The KC Perinatal Recovery Collaborative was formed to find ways to both prevent NAS and treat it more effectively.
One thing the experts all agreed on: stigmatizing the mothers for using drugs is counterproductive.
"Judging won't change their behavior," said Jodi Jackson, a neonatologist at Children's Mercy Hospital and Shawnee Mission Medical Center.
Instead, Jackson said the focus should be on supporting women and addressing the socioeconomic issues that lead them to use drugs.
She also advocated for universal drug screening for all pregnant women through physician interviews and better access to prenatal care.
Others said post-natal care for the women is also lacking, in part because many of them lose the Medicaid coverage they got for being pregnant as soon as they deliver their babies.
The Missouri Legislature passed a bill this year extending Medicaid coverage for new moms for 12 months for substance abuse treatment and related mental health care.
Several people at this week's meeting said there's not enough drug abuse treatment options in the Kansas City area and women who are uninsured or on Medicaid are particularly vulnerable to having no place to go after they're discharged from the hospital.
A combination of intensive counseling and medication-assisted treatment with drugs like Suboxone and methadone is considered the gold standard for treating opioid addiction. But doctors need a special federal waiver to prescribe those drugs and Missouri has a severe shortage of providers who have it.

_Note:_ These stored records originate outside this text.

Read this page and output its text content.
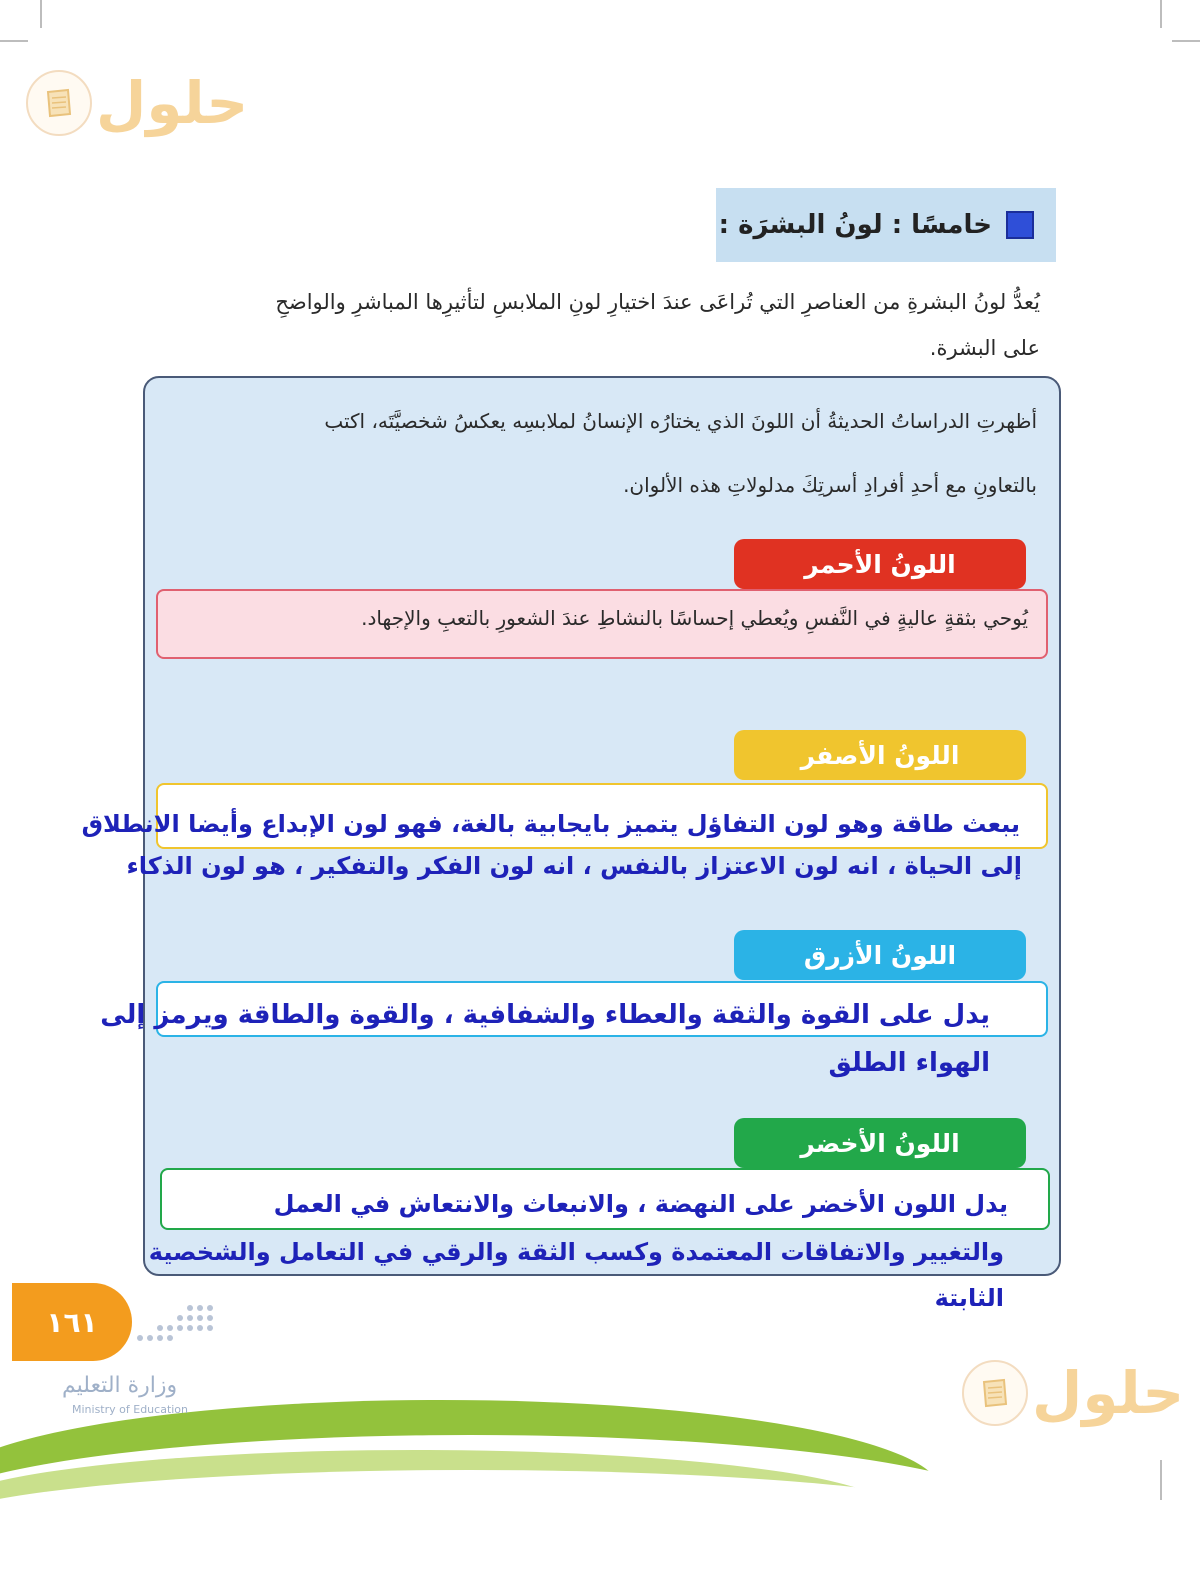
حلول
حلول
خامسًا : لونُ البشرَة :
يُعدُّ لونُ البشرةِ من العناصرِ التي تُراعَى عندَ اختيارِ لونِ الملابسِ لتأثيرِها المباشرِ والواضحِ
على البشرة.
أظهرتِ الدراساتُ الحديثةُ أن اللونَ الذي يختارُه الإنسانُ لملابسِه يعكسُ شخصيَّتَه، اكتب
بالتعاونِ مع أحدِ أفرادِ أسرتِكَ مدلولاتِ هذه الألوان.
اللونُ الأحمر
يُوحي بثقةٍ عاليةٍ في النَّفسِ ويُعطي إحساسًا بالنشاطِ عندَ الشعورِ بالتعبِ والإجهاد.
اللونُ الأصفر
يبعث طاقة وهو لون التفاؤل يتميز بايجابية بالغة، فهو لون الإبداع وأيضا الانطلاق
إلى الحياة ، انه لون الاعتزاز بالنفس ، انه لون الفكر والتفكير ، هو لون الذكاء
اللونُ الأزرق
يدل على القوة والثقة والعطاء والشفافية ، والقوة والطاقة ويرمز إلى
الهواء الطلق
اللونُ الأخضر
يدل اللون الأخضر على النهضة ، والانبعاث والانتعاش في العمل
والتغيير والاتفاقات المعتمدة وكسب الثقة والرقي في التعامل والشخصية
الثابتة
١٦١
وزارة التعليم
Ministry of Education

Kim Davis is the executive director of Amethyst Place, which provides housing to women in recovery. She said even those who get into treatment programs face a myriad of other challenges, from poor public transportation to a dearth of job opportunities and housing situations that leave them vulnerable to relapse.
"We obviously need more long-term sober housing," Davis said.
There are numerous challenges for mothers who face drug addiction, but Oneta Templeton said the societal response this time around is much different than in the 1980s and 1990s, when women who had children born addicted to cocaine were routinely stigmatized and criminalized.
"We didn't talk anything about incarceration or throwing people in jail (today)," said Templeton, a social worker at Children's Mercy Hospital. "(In the 1980s) we (in social work and health care) were the only ones who were talking about not doing it. Now everyone's talking about not doing it."